My father in the Home Guard
The mobilising of civilians to defend our country included the formation of organisations such as the Civil Defence, the Land Army and the Home Guard. My father was just old enough to serve in the First World War at the age of 18. Being born in 1900, it was the last year of the war and thankfully he did not fight in the trenches in France. He did, however, serve in the cavalry regiment. By the time the Second World War broke out he was too old to be called up but he was proud to serve in the Home Guard, first as a sergeant and later as a second lieutenant. .

Initially the Home Guard had no uniforms but gradually they were kitted out and issued with weapons. I still have his leather-covered baton which all army officers had to carry with them. I also have a small pocket book in which Father wrote down in meticulous detail other aspects of weapon training including how to strip down and reassemble a Bren Gun, a procedure I was to experience some years later when doing my National Service.

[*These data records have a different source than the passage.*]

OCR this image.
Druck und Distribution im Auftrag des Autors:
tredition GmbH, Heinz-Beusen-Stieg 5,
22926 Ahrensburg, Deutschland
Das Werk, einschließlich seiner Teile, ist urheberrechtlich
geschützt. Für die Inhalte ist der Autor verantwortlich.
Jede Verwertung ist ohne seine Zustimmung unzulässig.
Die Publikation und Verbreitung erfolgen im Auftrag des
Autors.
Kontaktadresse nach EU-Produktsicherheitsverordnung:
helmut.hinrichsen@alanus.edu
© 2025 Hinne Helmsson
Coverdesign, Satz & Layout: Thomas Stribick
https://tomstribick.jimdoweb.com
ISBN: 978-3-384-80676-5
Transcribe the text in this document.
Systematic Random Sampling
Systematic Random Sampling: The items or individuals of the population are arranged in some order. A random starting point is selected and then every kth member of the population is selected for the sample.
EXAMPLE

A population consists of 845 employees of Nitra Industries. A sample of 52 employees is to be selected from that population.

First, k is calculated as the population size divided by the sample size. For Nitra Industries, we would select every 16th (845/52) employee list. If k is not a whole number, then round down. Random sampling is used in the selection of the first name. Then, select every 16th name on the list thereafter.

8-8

Before they were armed I remember my father and his Home Guard soldiers carrying out team-building exercises to somehow simulate warfare practices. They gathered two teams either side of a small river. One team would use pitchforks to throw discarded sugar beet from the fields over the river to try and attack the other team. Sounds just the sort of thing that could have been scripted for the Dad's Army sitcom from the 1970s.

How my father relished his 'Dad's Army'. I remember him proudly demonstrating how to fire a 303 rifle in the living room, followed by cleaning the barrel with a 'pull-through' (wadding on the end of a cord). A final inspection looking up the barrel led to him swinging the rifle towards the ceiling and smashing through the glass light fitting.

Silence was followed by him saying,

"I never liked that light fitting anyway."